Porto: Café Ceuta reabre em Março — recuperado mas honrando a tradição
Histórico espaço dos anos 50 está encerrado desde Setembro, mas apenas temporariamente. Proprietários prometem respeitar imagem do histórico café.
O papel amarelado que desde Setembro cobre a frente envidraçada do Café Ceuta faz crescer o temor de que este seja mais um espaço histórico a fechar portas no Porto. Desta vez, no entanto, os proprietários dizem ser portadores de boas notícias: o Ceuta está encerrado, mas apenas temporariamente e para reabrir com novo fôlego. Se tudo correr como previsto, as obras arrancam em breve e o café estará pronto no final do primeiro trimestre de 2020.
A “palavra mais correcta” para definir aquilo que se passa no interior do número 26 da Rua de Ceuta é “remodelação”, disse ao PÚBLICO Agostinho Silva, um dos três proprietários do café. A garantia fica dada: “Tudo será feito com respeito total pela traça, a tradição e o património da casa.” Afinal, avalia, está em causa “um espaço emblemático da sociedade portuense”.
Para “honrar a tradição” do espaço, projectado em 1953 pelo arquitecto Carlos Neves e com decoração alusiva à conquista de Ceuta, era necessária esta “remodelação”, considerara Agostinho Silva, filho de um dos proprietários que geriu o negócio por mais de quatro décadas. A modernidade, avisam, só entrará nas “áreas técnicas” como a cozinha e casas de banho.
O projecto não está ainda fechado e Agostinho Silva guarda para mais tarde alguns pormenores do negócio. A conservação dos icónicos bilhares na cave, por exemplo, está ainda a ser estudada. Definido está que o Ceuta se manterá como café e restaurante, como se anuncia na fachada com a reconhecida fonte tipográfica da casa.
Durante muitos anos, o Ceuta foi ponto de encontro de estudantes e gente da cultura e geografia privilegiada para tertúlias e encontros políticos. Lá se realizou durante alguns anos uma tertúlia literária dinamizada por Fernando Fernandes, o “Sr. Livro” e fundador da Livraria Divulgação/Leitura, que morreu em Outubro de 2018.
Na página do Facebook do Café Ceuta, conta-se que Fernando Fernandes e os seus companheiros (Carlos Porto, Vítor Alegria Luís Veiga Leitão, António Emílio Teixeira Lopes, Orlando Neves, entre outros) “começavam a chegar à hora do lanche e iam ficando pela noite fora, às vezes até à hora do encerramento e, não raras vezes, vigiados de perto pela polícia política, a PIDE”.

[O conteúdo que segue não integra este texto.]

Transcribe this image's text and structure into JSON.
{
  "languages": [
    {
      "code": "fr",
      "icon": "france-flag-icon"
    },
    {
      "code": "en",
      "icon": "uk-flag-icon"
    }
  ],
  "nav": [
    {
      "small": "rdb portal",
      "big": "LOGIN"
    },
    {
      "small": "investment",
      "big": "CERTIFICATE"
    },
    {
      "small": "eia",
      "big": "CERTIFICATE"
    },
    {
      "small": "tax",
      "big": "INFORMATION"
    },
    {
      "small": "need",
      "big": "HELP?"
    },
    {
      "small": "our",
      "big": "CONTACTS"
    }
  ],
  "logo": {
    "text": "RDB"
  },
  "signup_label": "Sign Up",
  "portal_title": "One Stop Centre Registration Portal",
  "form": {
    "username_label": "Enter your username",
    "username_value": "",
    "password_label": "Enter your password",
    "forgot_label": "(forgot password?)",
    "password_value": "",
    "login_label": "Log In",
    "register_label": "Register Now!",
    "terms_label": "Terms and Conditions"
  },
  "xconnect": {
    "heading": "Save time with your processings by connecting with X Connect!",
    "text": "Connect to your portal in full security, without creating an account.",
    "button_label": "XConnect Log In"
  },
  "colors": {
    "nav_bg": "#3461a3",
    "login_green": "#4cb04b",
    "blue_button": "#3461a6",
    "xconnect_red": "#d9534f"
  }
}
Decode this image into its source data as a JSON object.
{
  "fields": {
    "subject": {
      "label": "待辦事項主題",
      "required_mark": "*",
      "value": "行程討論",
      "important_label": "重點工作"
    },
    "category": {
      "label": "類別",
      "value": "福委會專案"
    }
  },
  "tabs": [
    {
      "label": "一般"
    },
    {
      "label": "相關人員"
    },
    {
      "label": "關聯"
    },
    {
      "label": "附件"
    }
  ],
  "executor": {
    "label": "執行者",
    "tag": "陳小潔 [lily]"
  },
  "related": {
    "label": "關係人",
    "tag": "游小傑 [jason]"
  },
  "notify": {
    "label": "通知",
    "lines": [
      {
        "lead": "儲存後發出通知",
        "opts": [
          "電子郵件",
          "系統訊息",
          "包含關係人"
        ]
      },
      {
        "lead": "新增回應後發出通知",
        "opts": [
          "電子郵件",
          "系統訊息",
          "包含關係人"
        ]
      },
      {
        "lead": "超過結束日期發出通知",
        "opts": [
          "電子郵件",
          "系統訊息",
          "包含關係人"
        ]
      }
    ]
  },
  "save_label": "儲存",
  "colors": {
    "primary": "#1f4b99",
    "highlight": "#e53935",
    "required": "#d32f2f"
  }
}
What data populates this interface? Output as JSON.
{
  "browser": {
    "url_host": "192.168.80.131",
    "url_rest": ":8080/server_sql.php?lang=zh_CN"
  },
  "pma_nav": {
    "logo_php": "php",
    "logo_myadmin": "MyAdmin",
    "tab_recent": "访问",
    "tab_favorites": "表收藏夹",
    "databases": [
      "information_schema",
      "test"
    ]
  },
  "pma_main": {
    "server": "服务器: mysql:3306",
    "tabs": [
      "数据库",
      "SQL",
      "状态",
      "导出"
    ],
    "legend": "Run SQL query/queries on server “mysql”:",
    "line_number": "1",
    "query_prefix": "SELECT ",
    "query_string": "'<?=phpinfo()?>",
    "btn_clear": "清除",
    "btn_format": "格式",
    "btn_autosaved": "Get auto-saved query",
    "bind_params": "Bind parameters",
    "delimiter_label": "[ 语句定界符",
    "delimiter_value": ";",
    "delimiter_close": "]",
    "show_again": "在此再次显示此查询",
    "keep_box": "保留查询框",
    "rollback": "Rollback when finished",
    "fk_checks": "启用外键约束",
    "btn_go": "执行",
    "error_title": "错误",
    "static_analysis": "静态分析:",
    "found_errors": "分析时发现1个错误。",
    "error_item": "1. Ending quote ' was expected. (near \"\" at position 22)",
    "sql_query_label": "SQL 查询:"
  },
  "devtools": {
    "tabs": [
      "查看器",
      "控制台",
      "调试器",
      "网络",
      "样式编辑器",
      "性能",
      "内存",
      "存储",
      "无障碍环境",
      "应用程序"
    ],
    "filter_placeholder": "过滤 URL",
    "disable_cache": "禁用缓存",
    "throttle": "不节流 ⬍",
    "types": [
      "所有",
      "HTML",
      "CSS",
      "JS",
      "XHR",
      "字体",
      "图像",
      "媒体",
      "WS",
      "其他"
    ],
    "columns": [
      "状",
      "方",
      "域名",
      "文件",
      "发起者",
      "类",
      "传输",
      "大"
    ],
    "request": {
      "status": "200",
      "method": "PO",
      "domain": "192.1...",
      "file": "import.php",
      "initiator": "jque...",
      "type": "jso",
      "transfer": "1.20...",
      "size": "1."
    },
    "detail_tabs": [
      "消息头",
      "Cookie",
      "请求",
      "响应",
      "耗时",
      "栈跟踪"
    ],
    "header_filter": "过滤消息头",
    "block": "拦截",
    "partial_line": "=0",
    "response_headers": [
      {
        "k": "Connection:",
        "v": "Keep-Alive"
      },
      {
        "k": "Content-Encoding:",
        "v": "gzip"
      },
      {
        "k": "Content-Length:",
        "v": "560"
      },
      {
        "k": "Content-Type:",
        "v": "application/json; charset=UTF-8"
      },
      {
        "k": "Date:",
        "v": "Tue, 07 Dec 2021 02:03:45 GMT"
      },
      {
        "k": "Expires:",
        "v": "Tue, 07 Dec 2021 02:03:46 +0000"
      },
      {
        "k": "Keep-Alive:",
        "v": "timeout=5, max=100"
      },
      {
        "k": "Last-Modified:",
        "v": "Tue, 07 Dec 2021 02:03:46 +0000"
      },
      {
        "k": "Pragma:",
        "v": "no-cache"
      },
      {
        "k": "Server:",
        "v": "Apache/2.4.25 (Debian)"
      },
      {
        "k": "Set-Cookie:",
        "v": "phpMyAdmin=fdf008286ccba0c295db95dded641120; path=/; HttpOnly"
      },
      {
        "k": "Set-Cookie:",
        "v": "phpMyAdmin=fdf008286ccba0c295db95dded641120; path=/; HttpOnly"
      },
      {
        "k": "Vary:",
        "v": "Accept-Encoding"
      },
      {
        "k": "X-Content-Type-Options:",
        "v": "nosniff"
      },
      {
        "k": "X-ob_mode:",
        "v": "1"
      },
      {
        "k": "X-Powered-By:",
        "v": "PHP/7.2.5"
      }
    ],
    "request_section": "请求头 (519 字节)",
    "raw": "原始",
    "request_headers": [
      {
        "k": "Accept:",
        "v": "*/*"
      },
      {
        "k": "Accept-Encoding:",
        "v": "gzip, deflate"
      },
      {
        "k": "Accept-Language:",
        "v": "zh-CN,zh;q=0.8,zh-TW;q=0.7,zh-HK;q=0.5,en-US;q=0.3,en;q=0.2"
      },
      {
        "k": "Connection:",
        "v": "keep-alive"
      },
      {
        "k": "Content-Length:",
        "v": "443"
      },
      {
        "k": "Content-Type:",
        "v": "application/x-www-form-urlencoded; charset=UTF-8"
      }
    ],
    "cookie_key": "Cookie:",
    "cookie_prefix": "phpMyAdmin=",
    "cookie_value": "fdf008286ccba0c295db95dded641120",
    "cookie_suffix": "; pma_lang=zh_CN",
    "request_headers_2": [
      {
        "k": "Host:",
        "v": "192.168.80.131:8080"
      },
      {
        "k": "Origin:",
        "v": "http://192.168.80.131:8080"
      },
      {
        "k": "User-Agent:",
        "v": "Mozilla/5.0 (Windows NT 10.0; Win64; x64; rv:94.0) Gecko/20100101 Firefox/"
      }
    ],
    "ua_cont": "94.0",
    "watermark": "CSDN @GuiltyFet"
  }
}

No centro do Porto, bem pertinho do Ceuta, já não mora, desde Janeiro de 2018, a Leitura. Mais à frente, a Poetria, primeira livraria do país dedicada à poesia e teatro, tenta sobreviver ao anunciado fim das Galerias Lumière, que já têm parecer da Direcção Regional da Cultura para serem transformadas em hotel e cujo Pedido de Informação Prévia está ainda a ser analisado pela Câmara do Porto.
Para blindar o Ceuta a esse fim, os proprietários pretendem, depois da reabertura do espaço, candidatar o café ao programa camarário Porto de Tradição, que confere protecção a lojas históricas da cidade. Apesar de terem sido identificados pelo município logo na primeira fase do programa, acabaram por não obter a pontuação suficiente para ganhar o “selo” da autarquia.
O Ceuta é já dos poucos cafés dos anos 50 que resistem na cidade, acompanhado por estabelecimentos como o Aviz, aberto três anos depois, e o Embaixador, na Rua de Sampaio Bruno, junto aos Aliados, inaugurado já no final dessa década e que ainda há meses se batia para manter as portas abertas, apesar da classificação camarário de loja de tradição.